La Sección Segunda de la Audiencia Provincial de VALENCIA, integrada por las Señorías anotadas al margen, ha visto el presente recurso de apelación en ambos efectos, interpuesto contra la sentencia nº 35/10 de fecha 1 de febrero de 2010 pronunciada por el Sr. Magistrado Juez de lo Penal nº 11 de Valencia, en el Proceso nº 407/09 incoado en base al Procedimiento Abreviado 78/2009 del Juzgado de Instrucción nº 12 de Valencia.
Han sido partes en el recurso como apelante D. Patricio , representado por el Procurador D. Rafael Francisco Alario Mont y dirigido por el Letrado D. Honorio López Ortiz.
El Ministerio Público ha estado representado en el acto del juicio oral de la primera instancia por Ilma. Sra. Dª. Sara Aguado.

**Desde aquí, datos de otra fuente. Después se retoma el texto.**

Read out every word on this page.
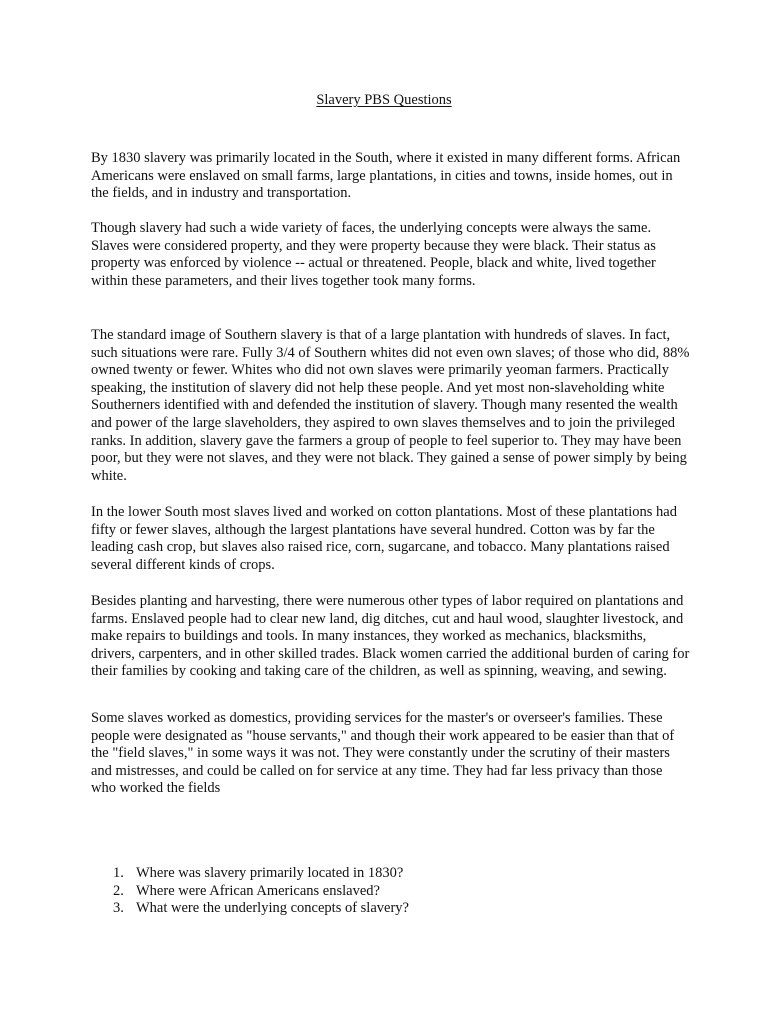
Slavery PBS Questions

By 1830 slavery was primarily located in the South, where it existed in many different forms. African Americans were enslaved on small farms, large plantations, in cities and towns, inside homes, out in the fields, and in industry and transportation.

Though slavery had such a wide variety of faces, the underlying concepts were always the same. Slaves were considered property, and they were property because they were black. Their status as property was enforced by violence -- actual or threatened. People, black and white, lived together within these parameters, and their lives together took many forms.

The standard image of Southern slavery is that of a large plantation with hundreds of slaves. In fact, such situations were rare. Fully 3/4 of Southern whites did not even own slaves; of those who did, 88% owned twenty or fewer. Whites who did not own slaves were primarily yeoman farmers. Practically speaking, the institution of slavery did not help these people. And yet most non-slaveholding white Southerners identified with and defended the institution of slavery. Though many resented the wealth and power of the large slaveholders, they aspired to own slaves themselves and to join the privileged ranks. In addition, slavery gave the farmers a group of people to feel superior to. They may have been poor, but they were not slaves, and they were not black. They gained a sense of power simply by being white.

In the lower South most slaves lived and worked on cotton plantations. Most of these plantations had fifty or fewer slaves, although the largest plantations have several hundred. Cotton was by far the leading cash crop, but slaves also raised rice, corn, sugarcane, and tobacco. Many plantations raised several different kinds of crops.

Besides planting and harvesting, there were numerous other types of labor required on plantations and farms. Enslaved people had to clear new land, dig ditches, cut and haul wood, slaughter livestock, and make repairs to buildings and tools. In many instances, they worked as mechanics, blacksmiths, drivers, carpenters, and in other skilled trades. Black women carried the additional burden of caring for their families by cooking and taking care of the children, as well as spinning, weaving, and sewing.

Some slaves worked as domestics, providing services for the master's or overseer's families. These people were designated as "house servants," and though their work appeared to be easier than that of the "field slaves," in some ways it was not. They were constantly under the scrutiny of their masters and mistresses, and could be called on for service at any time. They had far less privacy than those who worked the fields

1. Where was slavery primarily located in 1830?
2. Where were African Americans enslaved?
3. What were the underlying concepts of slavery?
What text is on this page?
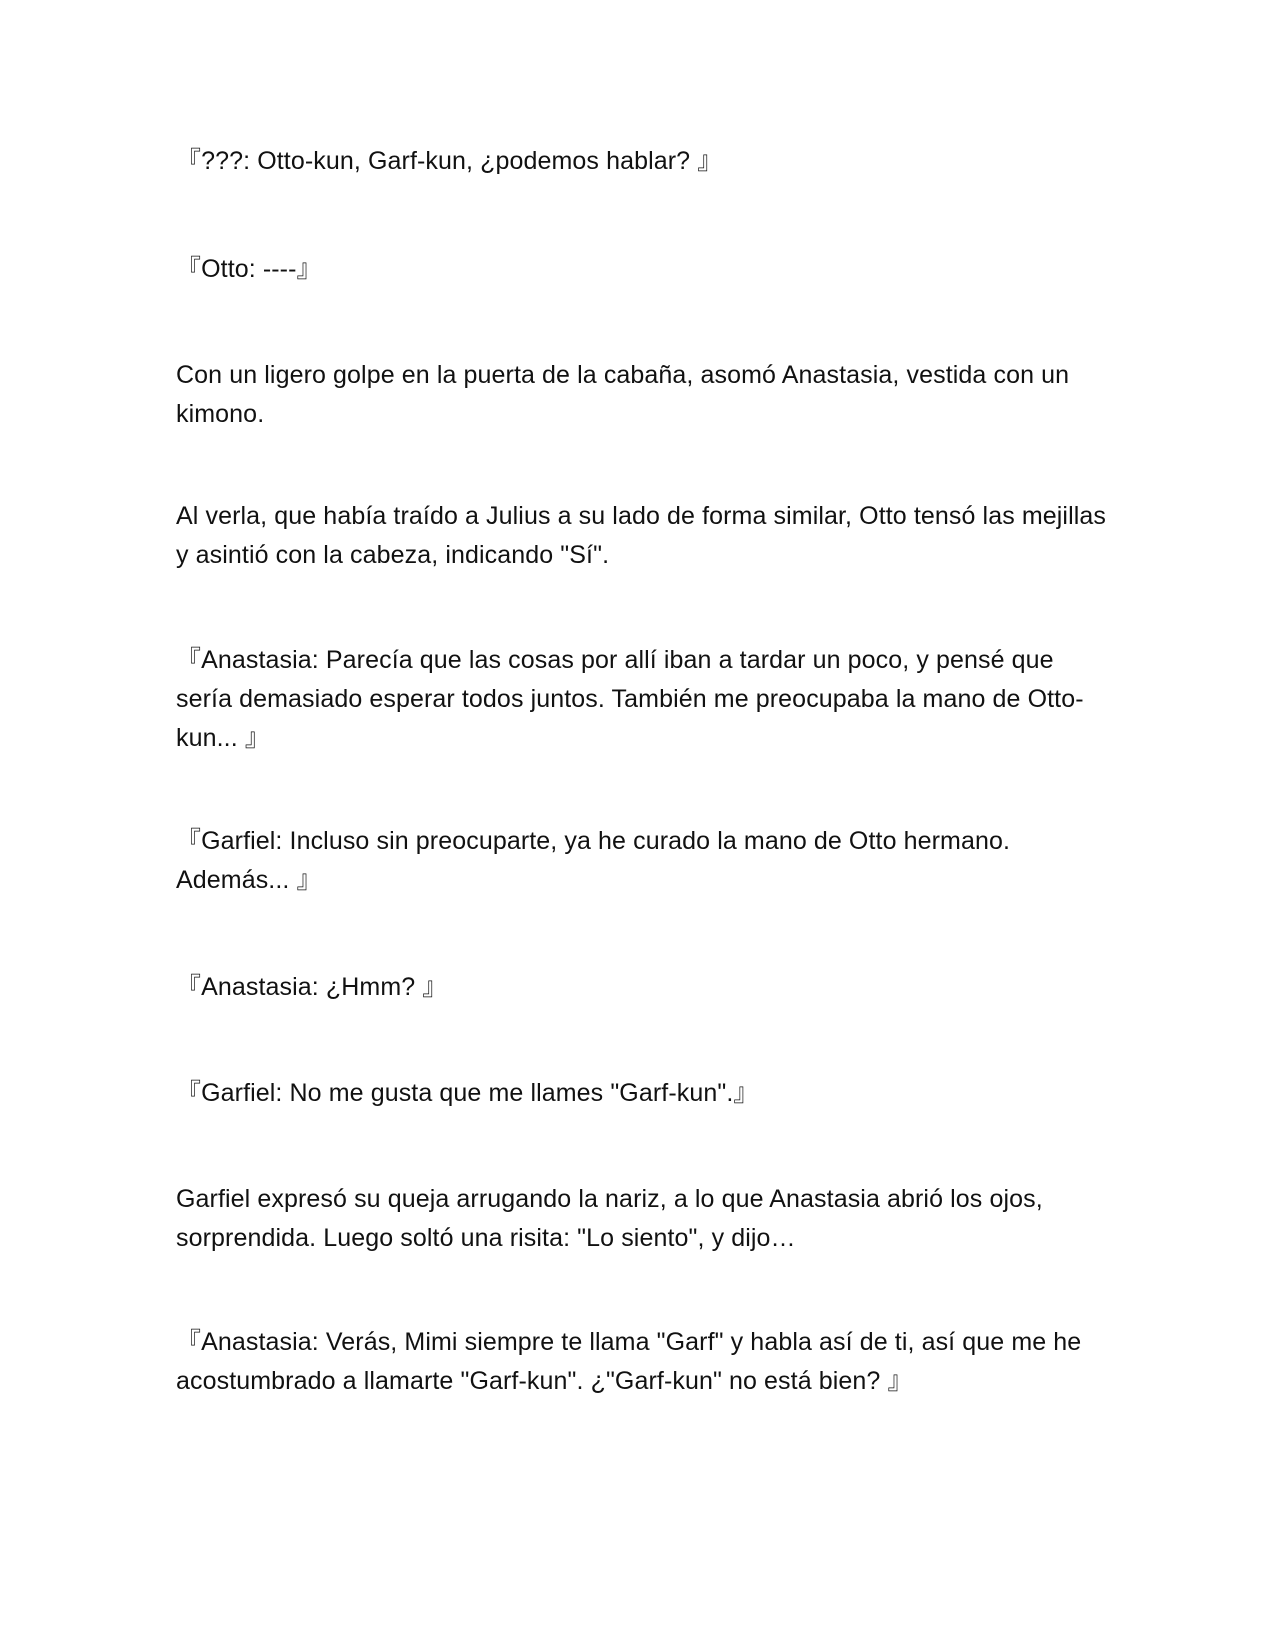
『???: Otto-kun, Garf-kun, ¿podemos hablar? 』

『Otto: ----』

Con un ligero golpe en la puerta de la cabaña, asomó Anastasia, vestida con un kimono.

Al verla, que había traído a Julius a su lado de forma similar, Otto tensó las mejillas y asintió con la cabeza, indicando "Sí".

『Anastasia: Parecía que las cosas por allí iban a tardar un poco, y pensé que sería demasiado esperar todos juntos. También me preocupaba la mano de Otto-kun... 』

『Garfiel: Incluso sin preocuparte, ya he curado la mano de Otto hermano. Además... 』

『Anastasia: ¿Hmm? 』

『Garfiel: No me gusta que me llames "Garf-kun".』

Garfiel expresó su queja arrugando la nariz, a lo que Anastasia abrió los ojos, sorprendida. Luego soltó una risita: "Lo siento", y dijo…

『Anastasia: Verás, Mimi siempre te llama "Garf" y habla así de ti, así que me he acostumbrado a llamarte "Garf-kun". ¿"Garf-kun" no está bien? 』
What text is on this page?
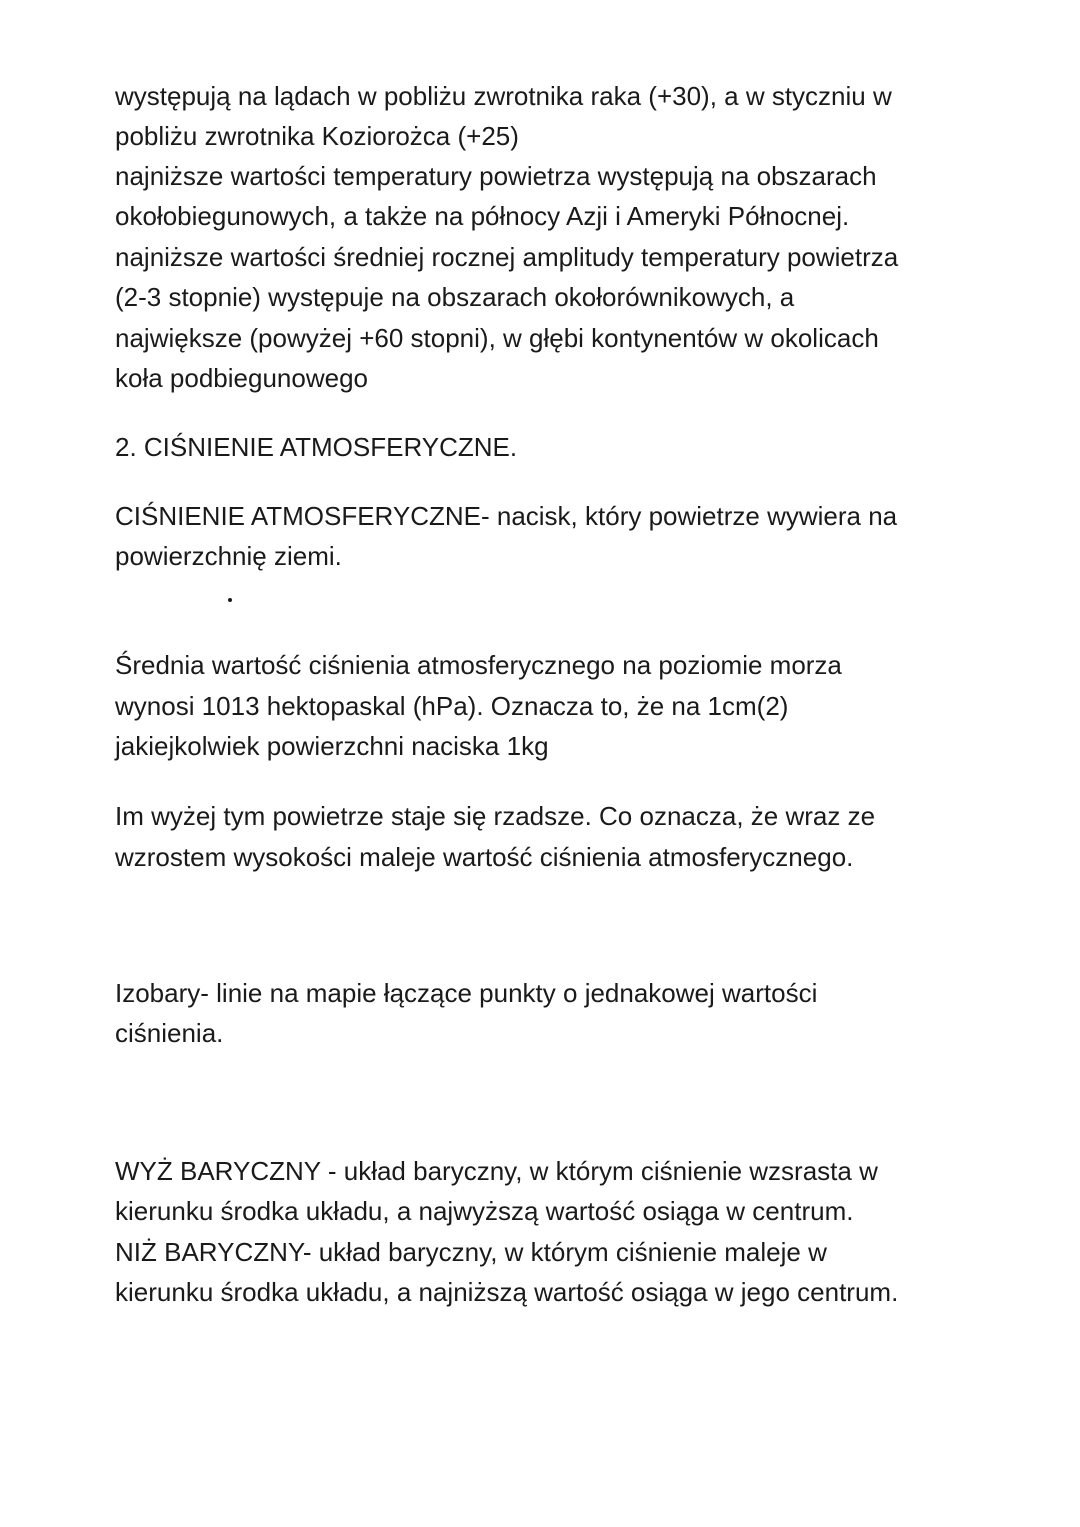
występują na lądach w pobliżu zwrotnika raka (+30), a w styczniu w
pobliżu zwrotnika Koziorożca (+25)
najniższe wartości temperatury powietrza występują na obszarach
okołobiegunowych, a także na północy Azji i Ameryki Północnej.
najniższe wartości średniej rocznej amplitudy temperatury powietrza
(2-3 stopnie) występuje na obszarach okołorównikowych, a
największe (powyżej +60 stopni), w głębi kontynentów w okolicach
koła podbiegunowego
2. CIŚNIENIE ATMOSFERYCZNE.
CIŚNIENIE ATMOSFERYCZNE- nacisk, który powietrze wywiera na
powierzchnię ziemi.
Średnia wartość ciśnienia atmosferycznego na poziomie morza
wynosi 1013 hektopaskal (hPa). Oznacza to, że na 1cm(2)
jakiejkolwiek powierzchni naciska 1kg
Im wyżej tym powietrze staje się rzadsze. Co oznacza, że wraz ze
wzrostem wysokości maleje wartość ciśnienia atmosferycznego.
Izobary- linie na mapie łączące punkty o jednakowej wartości
ciśnienia.
WYŻ BARYCZNY - układ baryczny, w którym ciśnienie wzsrasta w
kierunku środka układu, a najwyższą wartość osiąga w centrum.
NIŻ BARYCZNY- układ baryczny, w którym ciśnienie maleje w
kierunku środka układu, a najniższą wartość osiąga w jego centrum.
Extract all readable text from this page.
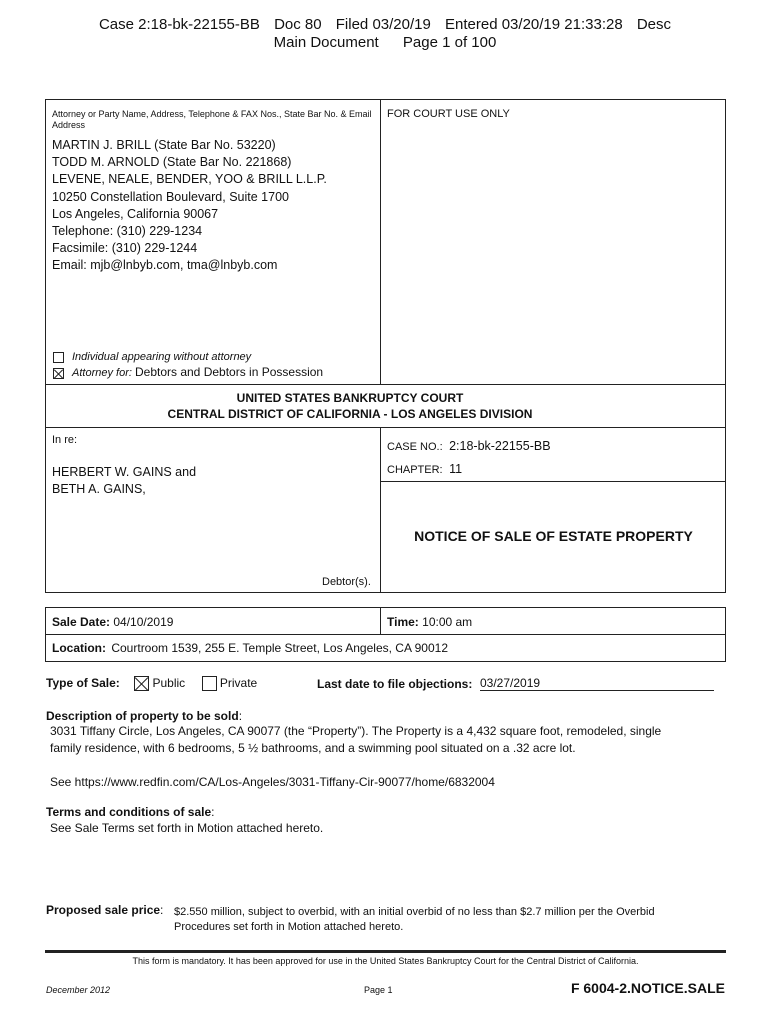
Case 2:18-bk-22155-BB Doc 80 Filed 03/20/19 Entered 03/20/19 21:33:28 Desc
Main Document Page 1 of 100
Attorney or Party Name, Address, Telephone & FAX Nos., State Bar No. & Email Address
MARTIN J. BRILL (State Bar No. 53220)
TODD M. ARNOLD (State Bar No. 221868)
LEVENE, NEALE, BENDER, YOO & BRILL L.L.P.
10250 Constellation Boulevard, Suite 1700
Los Angeles, California 90067
Telephone: (310) 229-1234
Facsimile: (310) 229-1244
Email: mjb@lnbyb.com, tma@lnbyb.com
Individual appearing without attorney
Attorney for: Debtors and Debtors in Possession
FOR COURT USE ONLY
UNITED STATES BANKRUPTCY COURT
CENTRAL DISTRICT OF CALIFORNIA - LOS ANGELES DIVISION
In re:
HERBERT W. GAINS and
BETH A. GAINS,
Debtor(s).
CASE NO.: 2:18-bk-22155-BB
CHAPTER: 11
NOTICE OF SALE OF ESTATE PROPERTY
Sale Date: 04/10/2019	Time: 10:00 am
Location: Courtroom 1539, 255 E. Temple Street, Los Angeles, CA 90012
Type of Sale:	Public	Private	Last date to file objections: 03/27/2019
Description of property to be sold:
3031 Tiffany Circle, Los Angeles, CA 90077 (the “Property”). The Property is a 4,432 square foot, remodeled, single
family residence, with 6 bedrooms, 5 ½ bathrooms, and a swimming pool situated on a .32 acre lot.
See https://www.redfin.com/CA/Los-Angeles/3031-Tiffany-Cir-90077/home/6832004
Terms and conditions of sale:
See Sale Terms set forth in Motion attached hereto.
Proposed sale price: $2.550 million, subject to overbid, with an initial overbid of no less than $2.7 million per the Overbid
Procedures set forth in Motion attached hereto.
This form is mandatory. It has been approved for use in the United States Bankruptcy Court for the Central District of California.
December 2012	Page 1	F 6004-2.NOTICE.SALE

Es Ponente de este rollo y sentencia de segunda instancia la Ilma. Sra. Magistrado Dª. OLGA CASAS HERRAIZ.
Antecedentes
Primero.- La sentencia recurrida declaró probados los hechos siguientes: "que el acusado, Patricio , mayor de edad y ejecutoriamente condenado en sentencia firme de fecha 7-7-08 , por delito de robo con fuerza a la pena de cinco meses de prisión , sobre las 23.20 horas el día 1 de noviembre de 2.008, tras forzar rompiendo la cerradura de la puerta del vehículo Seat Leon, matrícula ....GGG , que su conductora Raimunda había dejado perfectamente cerrado en la calle Misericordia de Valencia , accedió al interior no logrando sustraer nada al ser sorprendido por Raimunda que le gritó, saliendo el acusado huyendo , abandonando el lugar a bordo del vehículo Seat Ibiza, ....XXX que iba conduciendo otra persona no identificada en la causa .
Los daños causados al vehículo propiedad de Baltasar han sido tasados en 98,20 euros.".
Segundo.- El fallo de dicha sentencia apelada literalmente dice:
"Debo condenar y condeno a Patricio , como autor responsable de un delito de robo con fuerza en las cosas en grado de tentativa, con la concurrencia de la circunstancia agravante de reincidencia, a la pena de once meses de prisión con la accesoria de inhabilitación especial para el derecho de sufragio pasivo durante el tiempo de la condena y costas.
Por vía de responsabilidad civil el acusado deberá de indemnizar a Baltasar en 98,20 euros por los daños más intereses.".
Tercero.- Notificada dicha sentencia a las partes, contra la misma se interpuso en tiempo y forma recurso de apelación que se fundaba en la concurrencia de error en la valoración dela prueba por falta de valoración de la practicada e indebida aplicación de los arts. 237, 238.2 y 240 C.P .
Por el Ministerio Fiscal se interesó la confirmación de la resolución recurrida.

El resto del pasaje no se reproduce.